Histologic studies of SCA spleens have shown the presence of granuloma-like nodules, known as Gamna-Gandy bodies (GGBs) (Fig. 1). The true significance of GGBs and their inclusion is still unknown; the early hypothesis formulated by C. Gamna that GGBs originate by periarterial hemorrhage followed by fibrosis and impregnation of iron pigments is to date the most credible [5]. Several pathologic reports from the early 20th century have attempted to provide a very accurate description of this phenomenon; however, these articles are difficult to access because the PubMed database contains medical citations only from 1950 onward. In addition, the current literature is limited to a few radiologic case reports correlated with simplistic histopathologic descriptions of the phenomenon. In this study, all articles on GGB published after 1905 in several languages were reviewed.
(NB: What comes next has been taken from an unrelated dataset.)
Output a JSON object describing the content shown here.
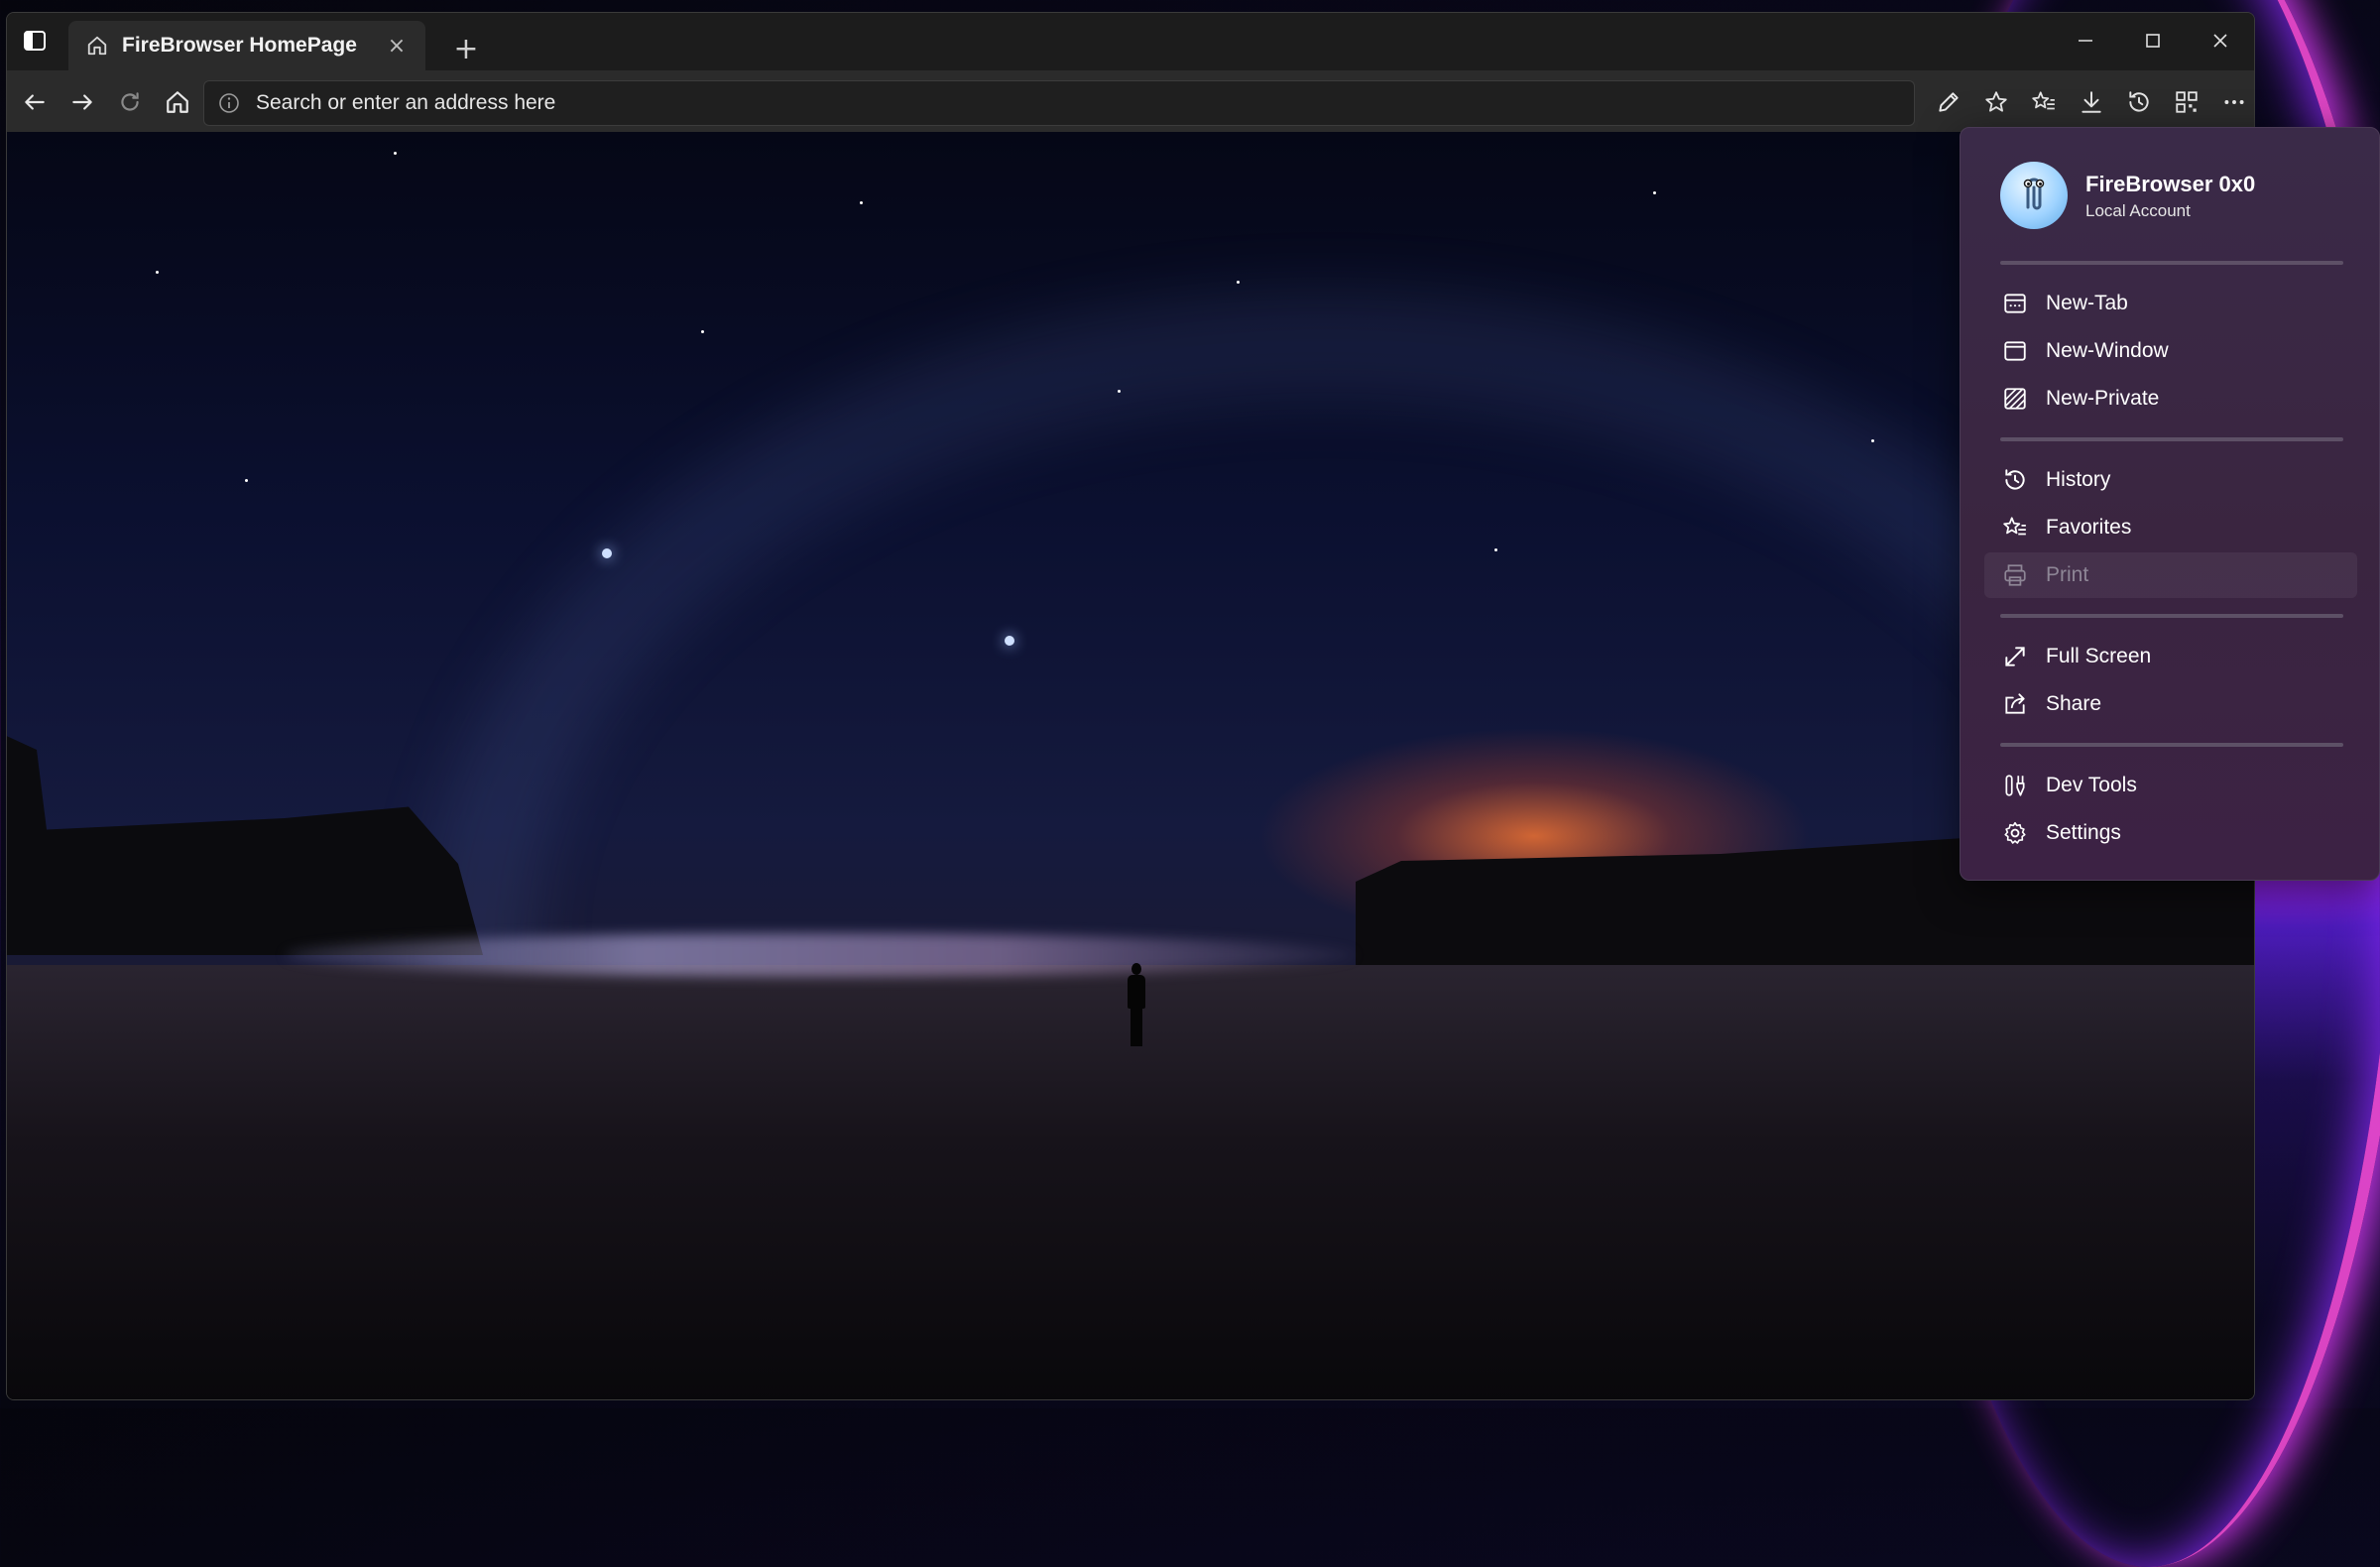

We present a series of pediatric cases of splenic GGB in SCA. The morphological slide review was correlated with a detailed scanning electron microscopy (SEM) with x-ray fluorescence analysis (XRF) in energy dispersive spectroscopy (EDS) mode of the histopathologic samples using high and low magnification [6]. In addition, XRF by SEM allowed the identification of the chemical constituents of GGB crystals and their distribution within splenic architecture.